“Black Mass – L’ultimo gangster” di Scott Cooper

La domanda adesso è questa: quanti giorni passerò a documentarmi sulla mafia americana? Se Everest mi ha fatto praticamente diventare uno sherpa virtuale, cosa farà sulla mia psiche Black Mass? Quando guardo film ispirati a storie vere poi finisco per passare giorni e giorni ad informarmi sui fatti reali, è ormai una malattia. Che poi Wikipedia in questi casi diventa un labirinto di clicca e riclicca ramificato ad albero, dove ogni nome ti conduce ad altre storie, e so benissimo che alla fine saprò anche chi pagava il pizzo a chi per proteggere il brevetto inciso su pietra dell’invenzione della ruota.

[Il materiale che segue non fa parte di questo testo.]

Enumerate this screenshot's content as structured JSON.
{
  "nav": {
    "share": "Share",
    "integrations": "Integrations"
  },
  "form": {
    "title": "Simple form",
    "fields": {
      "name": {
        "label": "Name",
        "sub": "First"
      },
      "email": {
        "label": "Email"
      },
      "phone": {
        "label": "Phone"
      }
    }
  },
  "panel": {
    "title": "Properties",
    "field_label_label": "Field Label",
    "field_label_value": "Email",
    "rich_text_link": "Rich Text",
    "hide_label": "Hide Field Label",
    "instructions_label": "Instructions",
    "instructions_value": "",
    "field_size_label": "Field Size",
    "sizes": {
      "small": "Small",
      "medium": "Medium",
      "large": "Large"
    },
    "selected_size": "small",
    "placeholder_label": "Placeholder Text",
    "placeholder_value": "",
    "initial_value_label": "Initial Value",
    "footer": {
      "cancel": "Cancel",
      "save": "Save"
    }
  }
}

Veniamo al film và, che è meglio.

Terza opera di Scott Cooper dopo Crazy Heart e Il fuoco della vendetta, ai quali è imparagonabile proprio perchè si tratta di una storia vera, inoltre distribuita sull’arco di diversi anni, e quindi forzatamente meno intimista. Mi è piaciuto, ma non ho ancora capito quanto. Non è una gangster story classica, come Quei bravi ragazzi o American Gangster, con una estrema esaltazione del villain di turno (che te lo fa sembrare fico e uscito dalla sala vorresti delinquere e creare un tuo impero), ma non è nemmeno un film con una particolare aderenza al reale. Insomma è difficilmente collocabile e, in questo genere, non è forse un pregio. Non ti alzi dalla poltrona né gasato né particolarmente informato sui fatti reali.

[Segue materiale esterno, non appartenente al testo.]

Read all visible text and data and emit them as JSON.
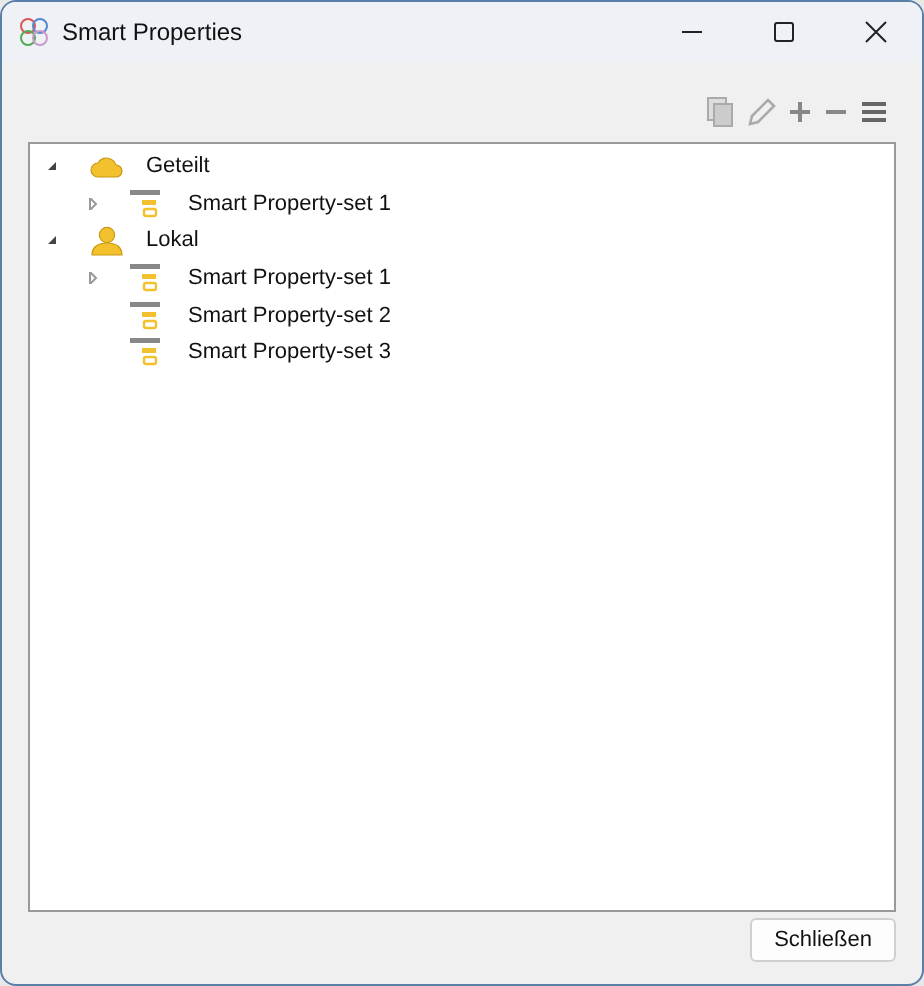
{
  "window": {
    "title": "Smart Properties"
  },
  "tree": [
    {
      "label": "Geteilt",
      "kind": "cloud",
      "expanded": true,
      "children": [
        {
          "label": "Smart Property-set 1",
          "expandable": true
        }
      ]
    },
    {
      "label": "Lokal",
      "kind": "user",
      "expanded": true,
      "children": [
        {
          "label": "Smart Property-set 1",
          "expandable": true
        },
        {
          "label": "Smart Property-set 2",
          "expandable": false
        },
        {
          "label": "Smart Property-set 3",
          "expandable": false
        }
      ]
    }
  ],
  "buttons": [
    "Schließen"
  ]
}
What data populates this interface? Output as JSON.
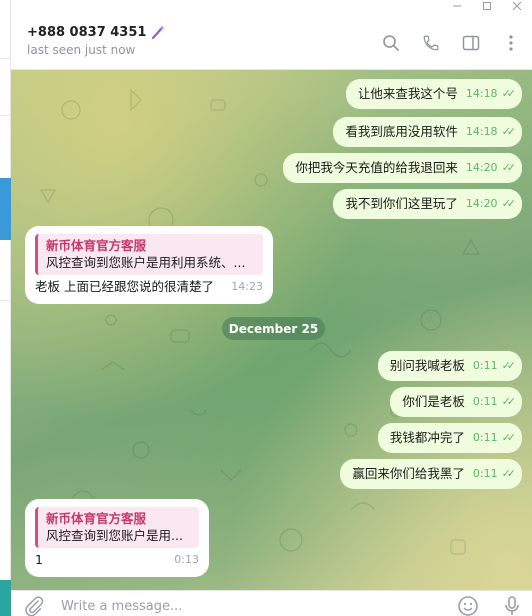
{
  "header": {
    "contact_name": "+888 0837 4351",
    "status": "last seen just now",
    "icons": [
      "search-icon",
      "phone-icon",
      "sidebar-toggle-icon",
      "more-vertical-icon"
    ]
  },
  "window_controls": [
    "minimize",
    "maximize",
    "close"
  ],
  "messages": [
    {
      "side": "out",
      "text": "让他来查我这个号",
      "time": "14:18"
    },
    {
      "side": "out",
      "text": "看我到底用没用软件",
      "time": "14:18"
    },
    {
      "side": "out",
      "text": "你把我今天充值的给我退回来",
      "time": "14:20"
    },
    {
      "side": "out",
      "text": "我不到你们这里玩了",
      "time": "14:20"
    },
    {
      "side": "in",
      "quote_name": "新币体育官方客服",
      "quote_text": "风控查询到您账户是用利用系统、...",
      "text": "老板 上面已经跟您说的很清楚了",
      "time": "14:23"
    },
    {
      "side": "out",
      "text": "别问我喊老板",
      "time": "0:11"
    },
    {
      "side": "out",
      "text": "你们是老板",
      "time": "0:11"
    },
    {
      "side": "out",
      "text": "我钱都冲完了",
      "time": "0:11"
    },
    {
      "side": "out",
      "text": "赢回来你们给我黑了",
      "time": "0:11"
    },
    {
      "side": "in",
      "quote_name": "新币体育官方客服",
      "quote_text": "风控查询到您账户是用...",
      "text": "1",
      "time": "0:13"
    }
  ],
  "date_separator": "December 25",
  "input": {
    "placeholder": "Write a message..."
  },
  "colors": {
    "outgoing_bubble": "#effdde",
    "incoming_bubble": "#ffffff",
    "quote_accent": "#d44e7f",
    "read_ticks": "#5fb563"
  }
}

L’orginale James “Whitey” Bulger è stato, nel 2007, il secondo criminale più ricercato dall’FBI dopo Osama Bin Laden. Se dovessimo considerare quindi che Bin Laden è solo una figura da mostrare al pubblico e che non è il vero mandante dell’attacco terroristico alle Torri Gemelle, Bulger diventa automaticamente il primo criminale reale più pericoloso al mondo in questa classifica. Purtroppo io questo fatto dal film non l’avevo capito, allora era davvero il caso di esaltarlo un po’ di più, pare che le cose nella vita le abbia fatte con un certo impegno!

james whitey bulger

Qui sopra la foto del vero “Whitey”, nella versione più simile che ho trovato a quella interpretata da Johnny Depp. Adesso andrò controtendenza dicendoti che a me Depp non mi esalta, non è che non mi piaccia, ma non mi fa né caldo né freddo. Lo trovo poco espressivo se non in ruoli che richiedano una esaltazione estrema dei personaggi (vedasi Jack Sparrow), i quali penso tuttavia siano anche una prova abbastanza semplice per un attore, rispetto alla interpretazione delle sfumature più sottili.

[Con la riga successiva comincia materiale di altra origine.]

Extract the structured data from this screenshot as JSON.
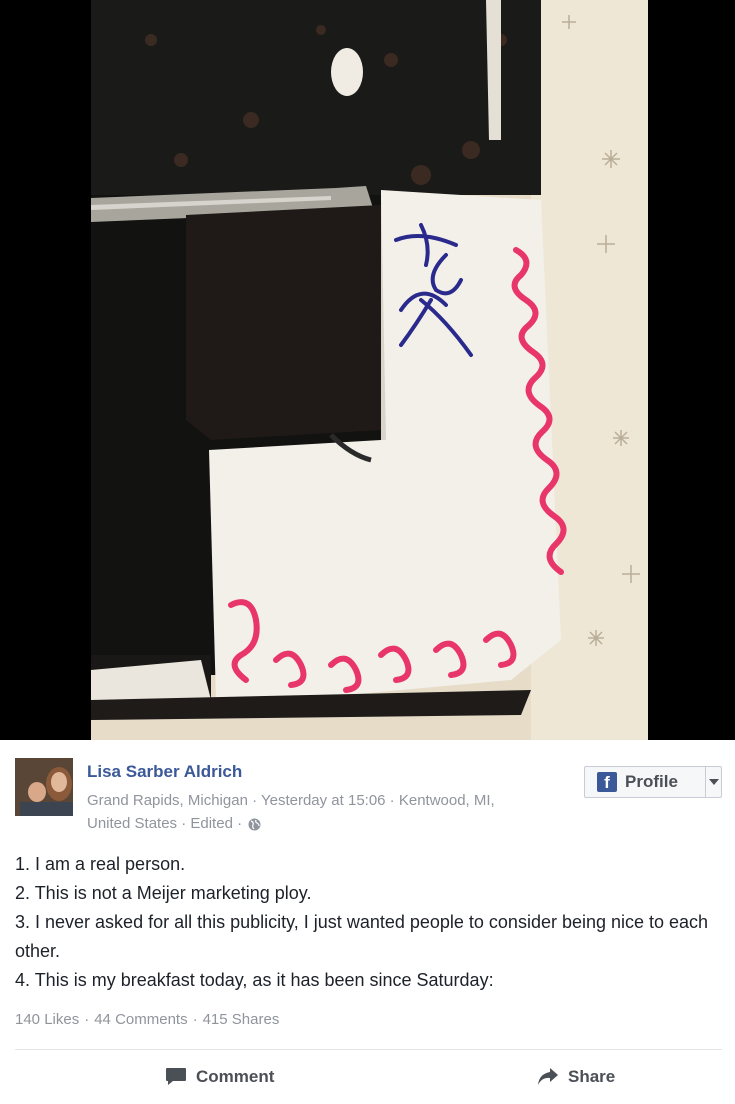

La scarsa raffinatezza di Depp unita ad un tipo di cinema, quello di Cooper, che generalmente basa la sua forza proprio sulle sottigliezze della vita quotidiana (qui assenti), non mi porta quindi ad apprezzare Black Mass come invece è avvenuto per i due SUPERLATIVI precedenti lavori del regista.

Bello, nulla di più.

“The Martian – Sopravvissuto” – di Ridley Scott

Bisogna partire dal presupposto che su Marte è già stato girato qualsiasi film possibile, e che non bisognerebbe girarne altri, salvo non sia presente un qualche tipo di idea rivoluzionaria. Ecco, questa idea in The Martian io non l’ho trovata.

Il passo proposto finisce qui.